In February, there was a popular joke on Twitter about how January was the trial run of the year and the year of accomplishing 2019 goals really starts in February. This same joke became popular again at the beginning of April in the context of the first quarter of the year (Q1) being the trial run and accomplishing 2019 goals really starts in quarter 2 (Q2). Judging from the current trend and previous years, it’s easy to see how that same joke could go viral again at the beginning of July, with the context of the first half of the year being the trial run of the year and so on.
At the beginning of every year, there’s always a huge fuss about setting goals and making New Year resolutions but we very quickly abandon these goals, only to be filled with regret as the months go by. Are you guilty of setting the same goals year after year? To ensure that your 2019 goals don’t follow the same old pattern, I’ve found 6 simple steps to combat this.
Be clear on your goals for 2019
If you haven’t already, this is the time to set some goals. Vaguely memorised goals are the easiest to get derailed from, simply because you don’t remember what the goals are. Write your goals down on paper, in a notebook or on a board.
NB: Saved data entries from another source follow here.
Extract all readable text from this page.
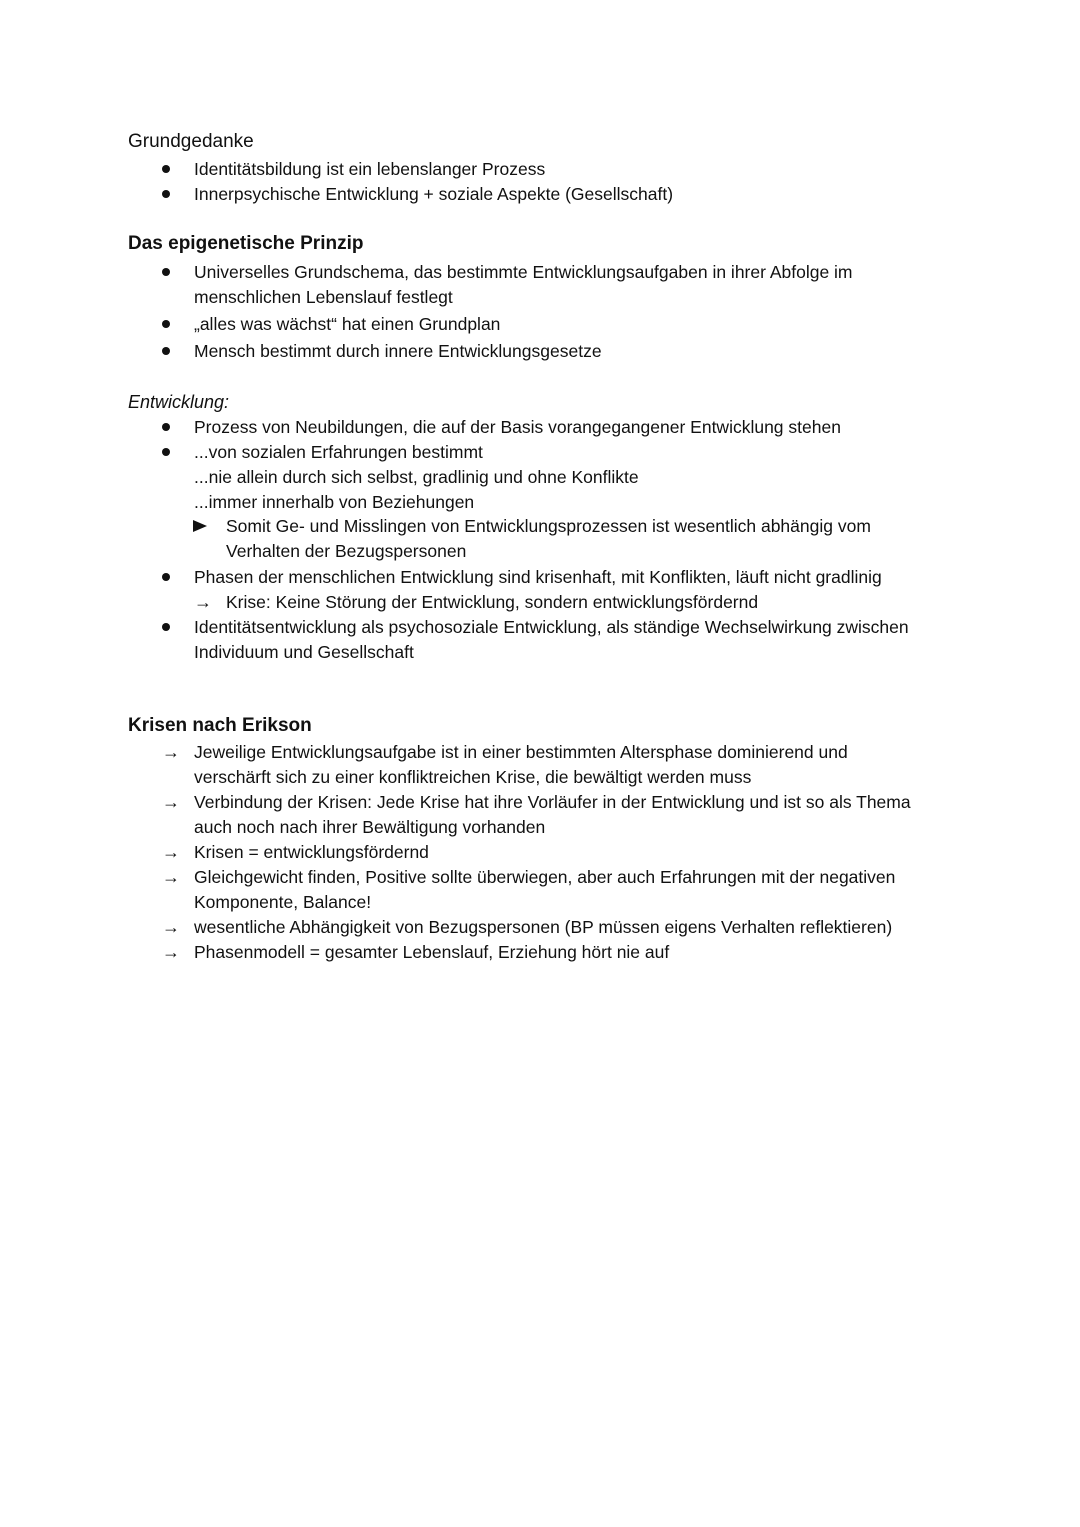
Grundgedanke
Identitätsbildung ist ein lebenslanger Prozess
Innerpsychische Entwicklung + soziale Aspekte (Gesellschaft)
Das epigenetische Prinzip
Universelles Grundschema, das bestimmte Entwicklungsaufgaben in ihrer Abfolge im
menschlichen Lebenslauf festlegt
„alles was wächst“ hat einen Grundplan
Mensch bestimmt durch innere Entwicklungsgesetze
Entwicklung:
Prozess von Neubildungen, die auf der Basis vorangegangener Entwicklung stehen
...von sozialen Erfahrungen bestimmt
...nie allein durch sich selbst, gradlinig und ohne Konflikte
...immer innerhalb von Beziehungen
Somit Ge- und Misslingen von Entwicklungsprozessen ist wesentlich abhängig vom
Verhalten der Bezugspersonen
Phasen der menschlichen Entwicklung sind krisenhaft, mit Konflikten, läuft nicht gradlinig
→ Krise: Keine Störung der Entwicklung, sondern entwicklungsfördernd
Identitätsentwicklung als psychosoziale Entwicklung, als ständige Wechselwirkung zwischen
Individuum und Gesellschaft
Krisen nach Erikson
→ Jeweilige Entwicklungsaufgabe ist in einer bestimmten Altersphase dominierend und
verschärft sich zu einer konfliktreichen Krise, die bewältigt werden muss
→ Verbindung der Krisen: Jede Krise hat ihre Vorläufer in der Entwicklung und ist so als Thema
auch noch nach ihrer Bewältigung vorhanden
→ Krisen = entwicklungsfördernd
→ Gleichgewicht finden, Positive sollte überwiegen, aber auch Erfahrungen mit der negativen
Komponente, Balance!
→ wesentliche Abhängigkeit von Bezugspersonen (BP müssen eigens Verhalten reflektieren)
→ Phasenmodell = gesamter Lebenslauf, Erziehung hört nie auf
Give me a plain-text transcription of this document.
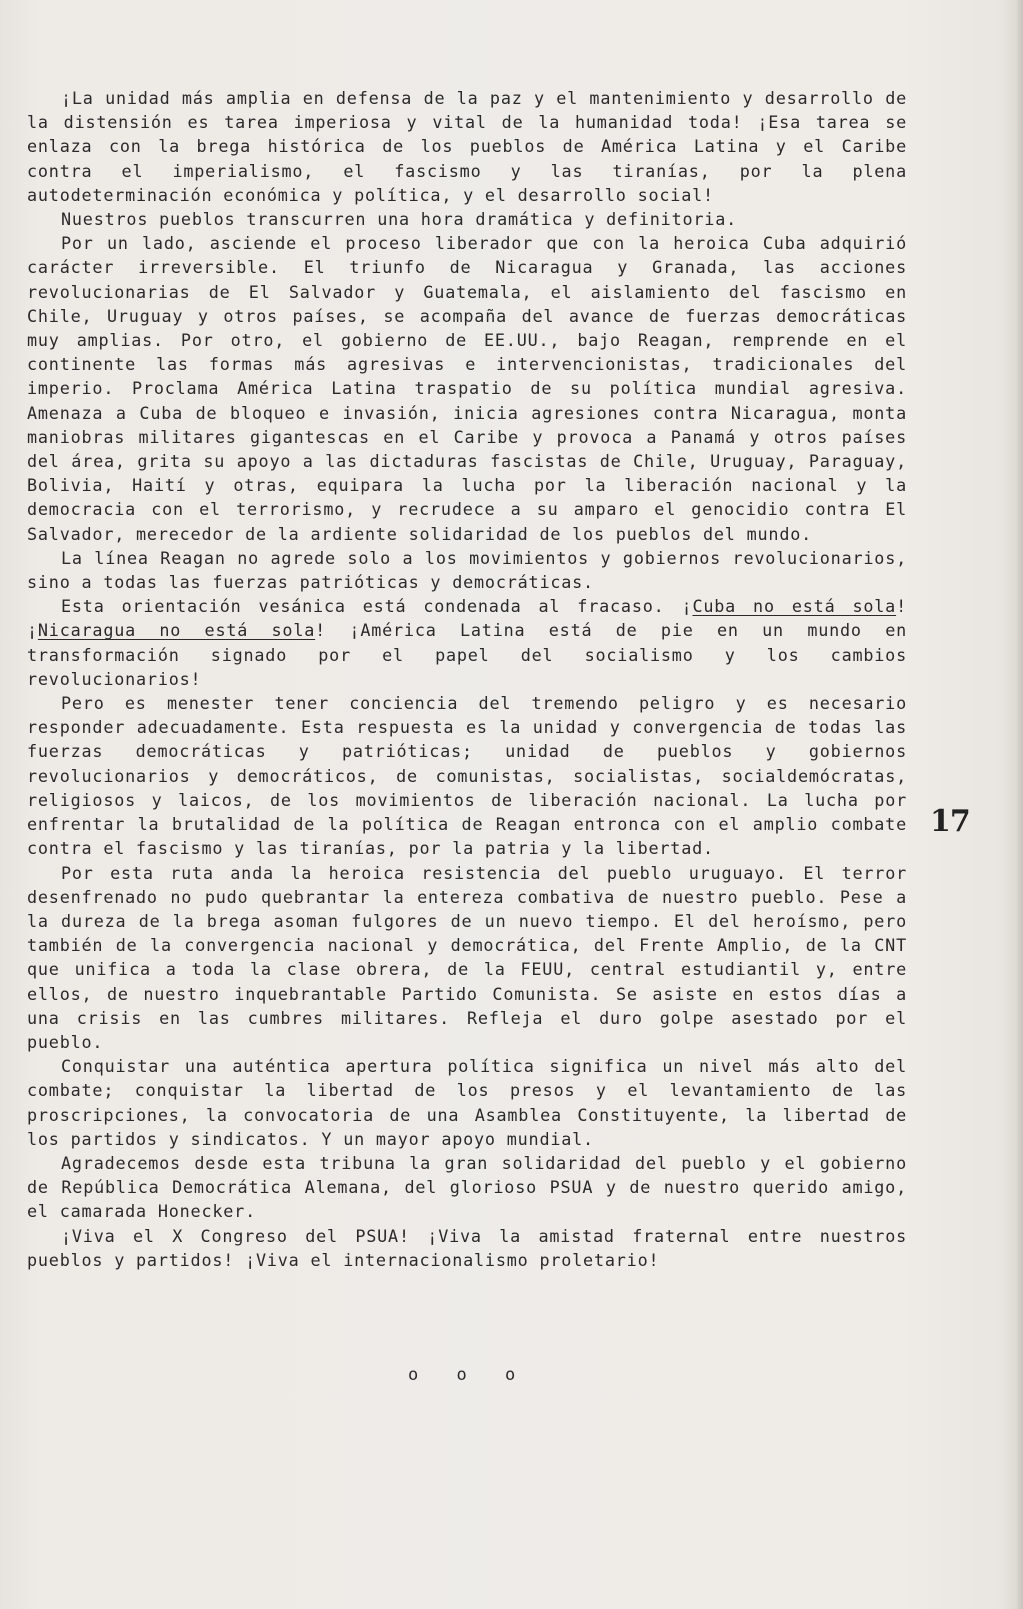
¡La unidad más amplia en defensa de la paz y el mantenimiento y desarrollo de la distensión es tarea imperiosa y vital de la humanidad toda! ¡Esa tarea se enlaza con la brega histórica de los pueblos de América Latina y el Caribe contra el imperialismo, el fascismo y las tiranías, por la plena autodeterminación económica y política, y el desarrollo social!

Nuestros pueblos transcurren una hora dramática y definitoria.

Por un lado, asciende el proceso liberador que con la heroica Cuba adquirió carácter irreversible. El triunfo de Nicaragua y Granada, las acciones revolucionarias de El Salvador y Guatemala, el aislamiento del fascismo en Chile, Uruguay y otros países, se acompaña del avance de fuerzas democráticas muy amplias. Por otro, el gobierno de EE.UU., bajo Reagan, remprende en el continente las formas más agresivas e intervencionistas, tradicionales del imperio. Proclama América Latina traspatio de su política mundial agresiva. Amenaza a Cuba de bloqueo e invasión, inicia agresiones contra Nicaragua, monta maniobras militares gigantescas en el Caribe y provoca a Panamá y otros países del área, grita su apoyo a las dictaduras fascistas de Chile, Uruguay, Paraguay, Bolivia, Haití y otras, equipara la lucha por la liberación nacional y la democracia con el terrorismo, y recrudece a su amparo el genocidio contra El Salvador, merecedor de la ardiente solidaridad de los pueblos del mundo.

La línea Reagan no agrede solo a los movimientos y gobiernos revolucionarios, sino a todas las fuerzas patrióticas y democráticas.

Esta orientación vesánica está condenada al fracaso. ¡Cuba no está sola! ¡Nicaragua no está sola! ¡América Latina está de pie en un mundo en transformación signado por el papel del socialismo y los cambios revolucionarios!

Pero es menester tener conciencia del tremendo peligro y es necesario responder adecuadamente. Esta respuesta es la unidad y convergencia de todas las fuerzas democráticas y patrióticas; unidad de pueblos y gobiernos revolucionarios y democráticos, de comunistas, socialistas, socialdemócratas, religiosos y laicos, de los movimientos de liberación nacional. La lucha por enfrentar la brutalidad de la política de Reagan entronca con el amplio combate contra el fascismo y las tiranías, por la patria y la libertad.

Por esta ruta anda la heroica resistencia del pueblo uruguayo. El terror desenfrenado no pudo quebrantar la entereza combativa de nuestro pueblo. Pese a la dureza de la brega asoman fulgores de un nuevo tiempo. El del heroísmo, pero también de la convergencia nacional y democrática, del Frente Amplio, de la CNT que unifica a toda la clase obrera, de la FEUU, central estudiantil y, entre ellos, de nuestro inquebrantable Partido Comunista. Se asiste en estos días a una crisis en las cumbres militares. Refleja el duro golpe asestado por el pueblo.

Conquistar una auténtica apertura política significa un nivel más alto del combate; conquistar la libertad de los presos y el levantamiento de las proscripciones, la convocatoria de una Asamblea Constituyente, la libertad de los partidos y sindicatos. Y un mayor apoyo mundial.

Agradecemos desde esta tribuna la gran solidaridad del pueblo y el gobierno de República Democrática Alemana, del glorioso PSUA y de nuestro querido amigo, el camarada Honecker.

¡Viva el X Congreso del PSUA! ¡Viva la amistad fraternal entre nuestros pueblos y partidos! ¡Viva el internacionalismo proletario!

17
o o o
Writing commits to memory. This process in itself would start to bring some clarity to these goals as your mind chews on it and begins to conspire ways to make it happen.
Break down these goals
It’s easy to get discouraged when goals seem lofty and out of reach. Breaking down yearly goals into quarterly measurements, then monthly targets and weekly to-do lists will set you up on the path to success. This will help you track your goals and support your mind in focusing on the smaller pieces of the puzzle.
If one of your goals is to write 100 blog posts in 2019, to accomplish this goal you will need to write two blog posts every week. Targeting two blog posts per week is much easier than thinking of 100 per year, which is much less of a scary number. If you focus on and stick to writing two per week, by the end of the year you would have written 104 posts, exceeding your big goal.
Assess your starting point.
Figure out where you need to begin with regards to each goal. Some of goals are left unaccomplished simply because your subconscious is discouraged and you’re not sure where to start. Admitting what you know and don’t know to yourself is the first step to tackling such goals. If you can’t be honest with yourself, you will not be able to request help from others.
Edit your goals
Thankfully the year is 2019 and writing something does not mean setting it in stone. Editing your goals should to be an ongoing process as you gather more information and move forward in the process. But don’t be mistaken and start editing your goals from a place of fear.
There’s an Igbo (Nigerian) proverb that translates to “Whenever you wake up, that is your morning. What matters is that you wake up.” If you had set your goals in January and simply forgotten about them or never got the courage to start, editing those goals now might be necessary. Using the instance of setting a goal to write 100 blog posts in 2019, it is perfectly okay to realise that you started working on this goal in April. This goal can be edited to writing two posts per week for the rest of the year, instead of bending over backwards to accomplish the goal of 100. It’s also fine to leave your goals as they are but moving the completion to April 2020, giving yourself a full year.
Stop waiting for Inspiration.
Most creatives suffer from the “waiting for inspiration” syndrome, without realising that inspiration is found in the midst of working. You can only notice a light bulb flickering if the bulb was on to begin with. If there is one reason why creatives are not getting ahead, it’s because we spend an obscene amount of time waiting around, doing nothing. Start small. Simplify the process, it’s only hard if you make it hard. If you’re looking to write a book and you don’t know where to begin, start by writing about an interesting event in your life. Just by writing a simple story, you’re preparing yourself for the moment when inspiration strikes.
Ride the wave of your creativity
This is another way to reiterate editing your goals. You might have set a goal without realising that you’re not interested in following it through. You might have set a goal to read 12 self-help books by the end of 2019, based on the pressure to constantly improve oneself. It’s okay to change this goal to read 12 books if you find that you’re struggling to read at all because you don’t actually like self-help books. By changing this goal to reading books on topics you’re actually interested in, you’ll first create the habit of reading, then be able to branch out from there.
Your goals are yours to set, edit and accomplish. You owe yourself a fighting chance to succeed. It’s better to get to the end of the year knowing that you gave your best to every goal you set than to give up because it is already April.